This document reports on an The Alan Turing Institute Data Study Group (DSG) investigating a Reinforcement Learning (RL) challenge posed by Defence Science and Technology Laboratory (Dstl).

Dstl is “the science inside UK defence and security.” As such, they provide evidence required by Defence to make effective decisions. For example, a planning exercise seeks to optimise the use of available resources to achieve a desired effect. Simulations and games can be helpful tools in answering the required questions.

RL has been shown to be able to generate effective (even super-human) agents to play games such as Go and Starcraft. Dstl would like to investigate RL in the context of games that are relevant in the defence sphere, and in particular whether RL can provide solutions which are adaptable to changes in the configuration o f the game. The aim of this DSG is thus to investigate the effectiveness of RL techniques when the rules of the game change between the training phase and the deployment phase.

Citation information

Data Study Group team. (2021, July 22). Reinforcement Learning Study Group Report – February 2021. Zenodo. https://doi.org/10.5281/zenodo.5121558

Additional information


David Leslie is a Professor in the Mathematics and Statistics Department at Lancaster University, with research interests in statistical learning, decision-making and game theory. Following a PhD at the University of Bristol entitled 'Reinforcement Learning in Games', he has continued research in this field throughout his career to date, including in the ALADDIN project, a large strategic partnership between BAE Systems and EPSRC, and involving researchers from Imperial College, Southampton, Oxford, Bristol and BAE Systems, using ideas from game theoretical learning to develop mechanisms for decentralised control. He also carries out research in bandit algorithms, recommender systems and Bayesian optimisation, including during a period working with Prowler.io (now Secondmind.ai). He is currently carrying out research on decision-making in the NG-CDI project, an EPSRC and BT strategic partnership, and co-leads the EPSRC-funded Data Science of the Natural Environment project at Lancaster University and the Centre for Ecology and Hydrology.

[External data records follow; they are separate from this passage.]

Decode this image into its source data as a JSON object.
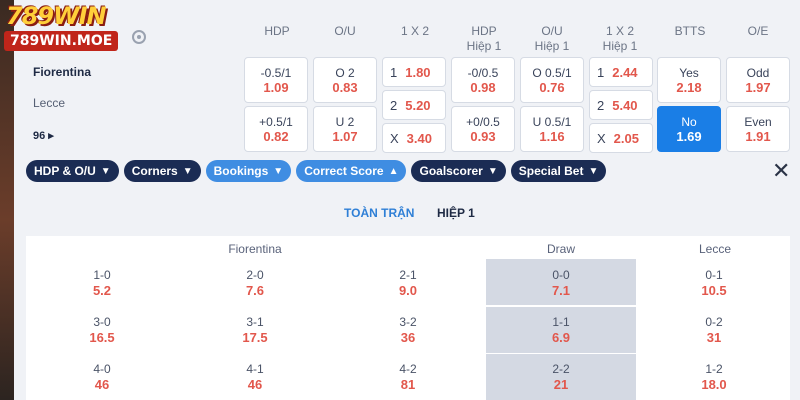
{
  "logo": {
    "line1": "789WIN",
    "line2": "789WIN.MOE"
  },
  "teams": {
    "home": "Fiorentina",
    "away": "Lecce",
    "more": "96 ▸"
  },
  "headers": {
    "hdp": "HDP",
    "ou": "O/U",
    "x12": "1 X 2",
    "hdp_h1": "HDP",
    "hdp_h1_sub": "Hiệp 1",
    "ou_h1": "O/U",
    "ou_h1_sub": "Hiệp 1",
    "x12_h1": "1 X 2",
    "x12_h1_sub": "Hiệp 1",
    "btts": "BTTS",
    "oe": "O/E"
  },
  "odds": {
    "hdp_home": {
      "label": "-0.5/1",
      "value": "1.09"
    },
    "hdp_away": {
      "label": "+0.5/1",
      "value": "0.82"
    },
    "ou_over": {
      "label": "O 2",
      "value": "0.83"
    },
    "ou_under": {
      "label": "U 2",
      "value": "1.07"
    },
    "x12_1": {
      "label": "1",
      "value": "1.80"
    },
    "x12_2": {
      "label": "2",
      "value": "5.20"
    },
    "x12_x": {
      "label": "X",
      "value": "3.40"
    },
    "hdp_h1_home": {
      "label": "-0/0.5",
      "value": "0.98"
    },
    "hdp_h1_away": {
      "label": "+0/0.5",
      "value": "0.93"
    },
    "ou_h1_over": {
      "label": "O 0.5/1",
      "value": "0.76"
    },
    "ou_h1_under": {
      "label": "U 0.5/1",
      "value": "1.16"
    },
    "x12_h1_1": {
      "label": "1",
      "value": "2.44"
    },
    "x12_h1_2": {
      "label": "2",
      "value": "5.40"
    },
    "x12_h1_x": {
      "label": "X",
      "value": "2.05"
    },
    "btts_yes": {
      "label": "Yes",
      "value": "2.18"
    },
    "btts_no": {
      "label": "No",
      "value": "1.69"
    },
    "oe_odd": {
      "label": "Odd",
      "value": "1.97"
    },
    "oe_even": {
      "label": "Even",
      "value": "1.91"
    }
  },
  "chips": {
    "hdp_ou": "HDP & O/U",
    "corners": "Corners",
    "bookings": "Bookings",
    "correct_score": "Correct Score",
    "goalscorer": "Goalscorer",
    "special_bet": "Special Bet"
  },
  "subtabs": {
    "full": "TOÀN TRẬN",
    "half": "HIỆP 1"
  },
  "columns": {
    "home": "Fiorentina",
    "draw": "Draw",
    "away": "Lecce"
  },
  "scores": {
    "r1": {
      "h1": {
        "s": "1-0",
        "o": "5.2"
      },
      "h2": {
        "s": "2-0",
        "o": "7.6"
      },
      "h3": {
        "s": "2-1",
        "o": "9.0"
      },
      "d": {
        "s": "0-0",
        "o": "7.1"
      },
      "a": {
        "s": "0-1",
        "o": "10.5"
      }
    },
    "r2": {
      "h1": {
        "s": "3-0",
        "o": "16.5"
      },
      "h2": {
        "s": "3-1",
        "o": "17.5"
      },
      "h3": {
        "s": "3-2",
        "o": "36"
      },
      "d": {
        "s": "1-1",
        "o": "6.9"
      },
      "a": {
        "s": "0-2",
        "o": "31"
      }
    },
    "r3": {
      "h1": {
        "s": "4-0",
        "o": "46"
      },
      "h2": {
        "s": "4-1",
        "o": "46"
      },
      "h3": {
        "s": "4-2",
        "o": "81"
      },
      "d": {
        "s": "2-2",
        "o": "21"
      },
      "a": {
        "s": "1-2",
        "o": "18.0"
      }
    }
  }
}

Dr Gregory Palmer is a PostDoc at the L3S Research Center. He completed his PhD in 2019 in the Department of Computer Science at the University of Liverpool under the supervision of Professor Karl Tuyls and Prof. Rahul Savani. Throughout his PhD, Gregory developed a number of approaches that enable independent learners to overcome multi-agent learning pathologies within fully collaborative team games. He also worked with the HAL allergy group on automating the inspection of opaque liquid vaccines. Within IIP-Ecosphere, Gregory is responsible for leading the data think tank, and works on Robust Adversarial Reinforcement Learning for industrial environments within the Think Tank AI and Production.

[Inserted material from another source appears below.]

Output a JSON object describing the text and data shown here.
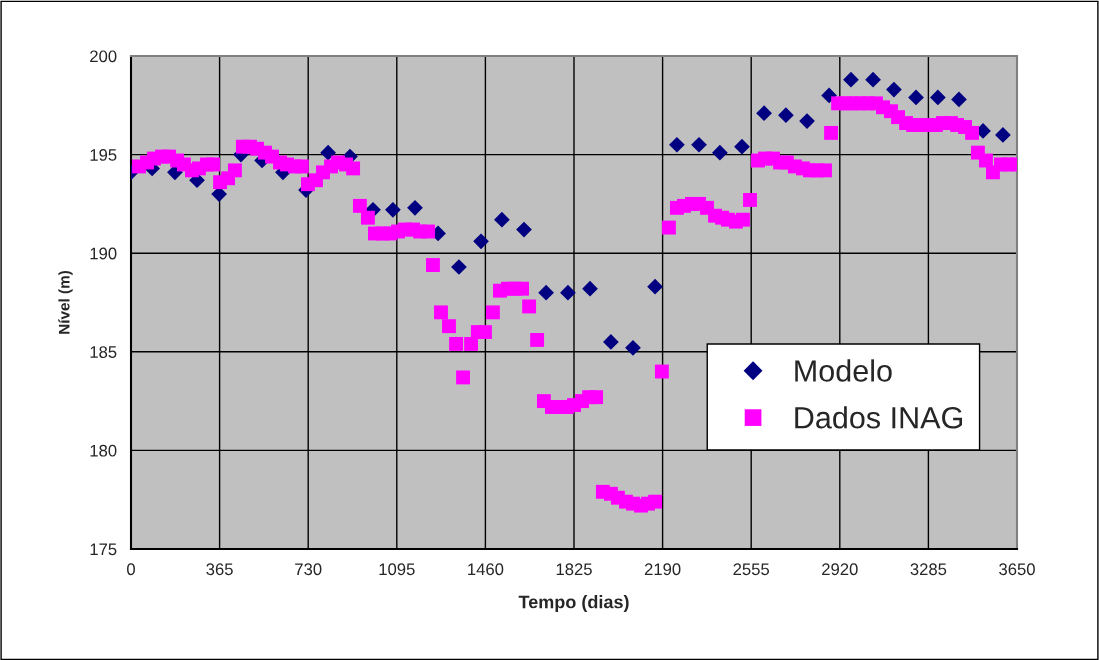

James Butterworth is a third year PhD student at the Computer Science department of the University of Liverpool under the supervision of Professor Rahul Savani and Professor Karl Tuyls. Throughout his time at Liverpool, he has published in the areas of Evolutionary Algorithms, Neuroevolution, Robotics and Argumentation. His current research themes involve using generative models to learn genotype-phenotype maps such that evolutionary search occurs in a lower – and more precise – lower dimensional space, resulting in reduced training speeds. During his PhD, James completed a six month internship at Jürgen Schmidhuber’s AI startup: NNAISENSE where he used evolutionary algorithms to optimise non-differentiable geometric models.

Rahul Savani is a Professor of Computer Science at the University of Liverpool. His research interests include Algorithmic Game Theory, in particular equilibrium computation, and (multi-agent) Reinforcement Learning.